Elegir el co-packer adecuado de té o fruta deshidratada es solo la mitad del trabajo. Una vez confirmado un proveedor, las siguientes semanas determinan si un proyecto avanza sin contratiempos o deriva entre plazos incumplidos, correos de seguimiento y sorpresas de última hora antes de la fecha de envío. Gran parte de ese resultado se define en la primera conversación y en los hábitos que ambas partes construyen después, no en la propia línea de producción.
Qué debería cubrir realmente una llamada de kickoff
Una llamada de kickoff no es un formalismo que se programa después de firmar el contrato; es donde se define la forma real del proyecto. Como mínimo debe cubrir la especificación del producto (blend, formato de bolsita, gramaje, packaging), las cantidades objetivo para la primera producción, los documentos que cada parte todavía debe aportar, y un primer cronograma con las fechas que más importan: aprobación de la muestra, visto bueno del arte y el propio hueco de producción.
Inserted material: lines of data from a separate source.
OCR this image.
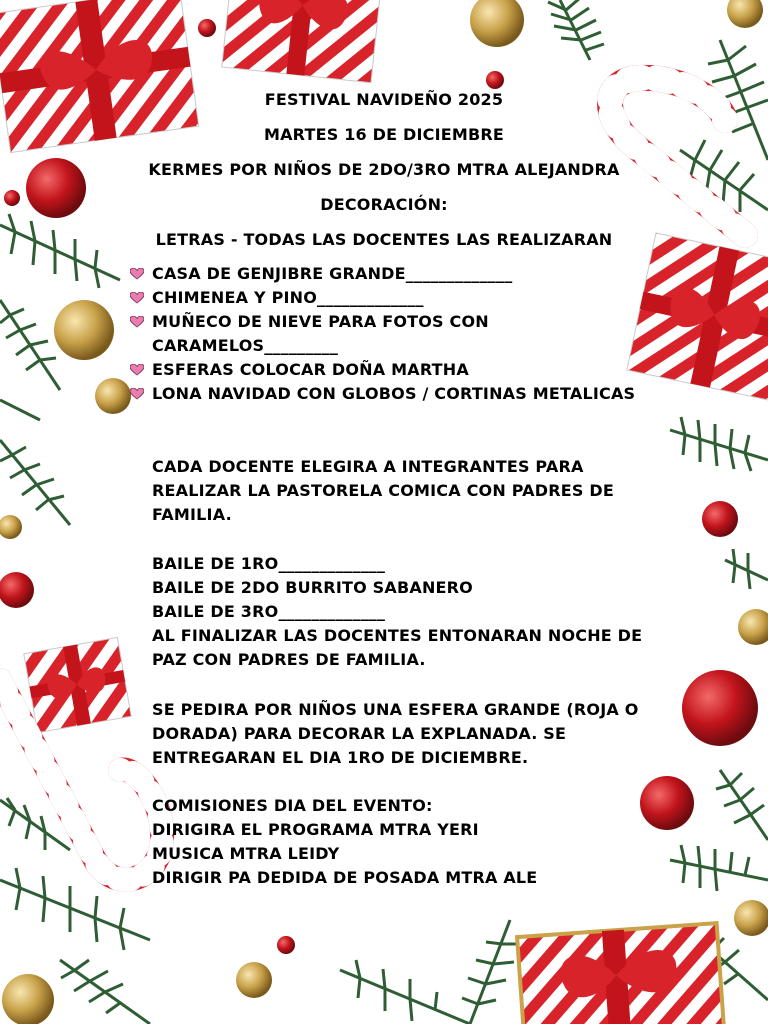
FESTIVAL NAVIDEÑO 2025
MARTES 16 DE DICIEMBRE
KERMES POR NIÑOS DE 2DO/3RO MTRA ALEJANDRA
DECORACIÓN:
LETRAS - TODAS LAS DOCENTES LAS REALIZARAN
CASA DE GENJIBRE GRANDE_____________
CHIMENEA Y PINO_____________
MUÑECO DE NIEVE PARA FOTOS CON CARAMELOS_________
ESFERAS COLOCAR DOÑA MARTHA
LONA NAVIDAD CON GLOBOS / CORTINAS METALICAS
CADA DOCENTE ELEGIRA A INTEGRANTES PARA REALIZAR LA PASTORELA COMICA CON PADRES DE FAMILIA.
BAILE DE 1RO_____________
BAILE DE 2DO BURRITO SABANERO
BAILE DE 3RO_____________
AL FINALIZAR LAS DOCENTES ENTONARAN NOCHE DE PAZ CON PADRES DE FAMILIA.
SE PEDIRA POR NIÑOS UNA ESFERA GRANDE (ROJA O DORADA) PARA DECORAR LA EXPLANADA. SE ENTREGARAN EL DIA 1RO DE DICIEMBRE.
COMISIONES DIA DEL EVENTO:
DIRIGIRA EL PROGRAMA MTRA YERI
MUSICA MTRA LEIDY
DIRIGIR PA DEDIDA DE POSADA MTRA ALE
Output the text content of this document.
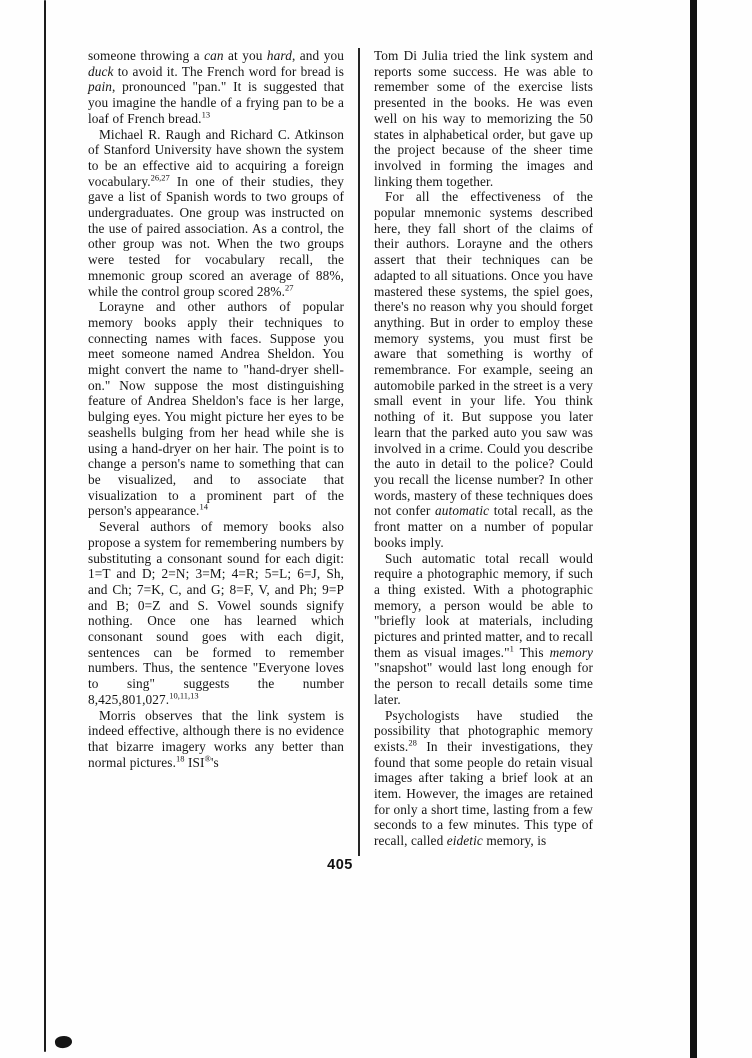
someone throwing a can at you hard, and you duck to avoid it. The French word for bread is pain, pronounced "pan." It is suggested that you imagine the handle of a frying pan to be a loaf of French bread.$^{13}$

Michael R. Raugh and Richard C. Atkinson of Stanford University have shown the system to be an effective aid to acquiring a foreign vocabulary.$^{26,27}$ In one of their studies, they gave a list of Spanish words to two groups of undergraduates. One group was instructed on the use of paired association. As a control, the other group was not. When the two groups were tested for vocabulary recall, the mnemonic group scored an average of 88%, while the control group scored 28%.$^{27}$

Lorayne and other authors of popular memory books apply their techniques to connecting names with faces. Suppose you meet someone named Andrea Sheldon. You might convert the name to "hand-dryer shell-on." Now suppose the most distinguishing feature of Andrea Sheldon's face is her large, bulging eyes. You might picture her eyes to be seashells bulging from her head while she is using a hand-dryer on her hair. The point is to change a person's name to something that can be visualized, and to associate that visualization to a prominent part of the person's appearance.$^{14}$

Several authors of memory books also propose a system for remembering numbers by substituting a consonant sound for each digit: 1=T and D; 2=N; 3=M; 4=R; 5=L; 6=J, Sh, and Ch; 7=K, C, and G; 8=F, V, and Ph; 9=P and B; 0=Z and S. Vowel sounds signify nothing. Once one has learned which consonant sound goes with each digit, sentences can be formed to remember numbers. Thus, the sentence "Everyone loves to sing" suggests the number 8,425,801,027.$^{10,11,13}$

Morris observes that the link system is indeed effective, although there is no evidence that bizarre imagery works any better than normal pictures.$^{18}$ ISI®'s

Tom Di Julia tried the link system and reports some success. He was able to remember some of the exercise lists presented in the books. He was even well on his way to memorizing the 50 states in alphabetical order, but gave up the project because of the sheer time involved in forming the images and linking them together.

For all the effectiveness of the popular mnemonic systems described here, they fall short of the claims of their authors. Lorayne and the others assert that their techniques can be adapted to all situations. Once you have mastered these systems, the spiel goes, there's no reason why you should forget anything. But in order to employ these memory systems, you must first be aware that something is worthy of remembrance. For example, seeing an automobile parked in the street is a very small event in your life. You think nothing of it. But suppose you later learn that the parked auto you saw was involved in a crime. Could you describe the auto in detail to the police? Could you recall the license number? In other words, mastery of these techniques does not confer automatic total recall, as the front matter on a number of popular books imply.

Such automatic total recall would require a photographic memory, if such a thing existed. With a photographic memory, a person would be able to "briefly look at materials, including pictures and printed matter, and to recall them as visual images."$^1$ This memory "snapshot" would last long enough for the person to recall details some time later.

Psychologists have studied the possibility that photographic memory exists.$^{28}$ In their investigations, they found that some people do retain visual images after taking a brief look at an item. However, the images are retained for only a short time, lasting from a few seconds to a few minutes. This type of recall, called eidetic memory, is

405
Saltarse esta llamada, o tratarla como una simple comprobación de cortesía, suele hacer que los mismos huecos salgan a la luz dos o tres semanas después, cuando cuesta más tiempo solucionarlos.
Construir un cronograma a partir de los pasos reales, no de una fecha de lanzamiento
Un cronograma de producción útil parte de lo que realmente tiene que ocurrir y trabaja hacia atrás, en lugar de partir de una fecha de lanzamiento y esperar que los pasos encajen. El desarrollo y aprobación de la muestra, la finalización del arte, el aprovisionamiento del blend o del material, la producción en sí, y el acabado (envasado, etiquetado, despacho) llevan cada uno tiempo real y se suceden en gran medida de forma secuencial, no en paralelo. Pide a tu co-packer que detalle estas etapas por separado en lugar de cotizar un único plazo combinado, ya que una sola cifra oculta qué paso es realmente el cuello de botella si algo se retrasa.
Quién decide qué antes de que empiece la producción
Los retrasos suelen provenir menos de la línea del proveedor y más de decisiones que quedan sin respuesta del lado del comprador, porque nadie acordó de antemano quién aprueba qué. La aprobación del arte, los ajustes finales del blend y la aprobación de la muestra son casi siempre decisión del comprador; las tolerancias de gramaje, la programación de la línea de envasado y el aprovisionamiento de material corresponden al fabricante. Nombrar esto explícitamente en el kickoff, aunque sea en una breve lista por escrito, elimina la ambigüedad que convierte una aprobación de dos días en una de dos semanas.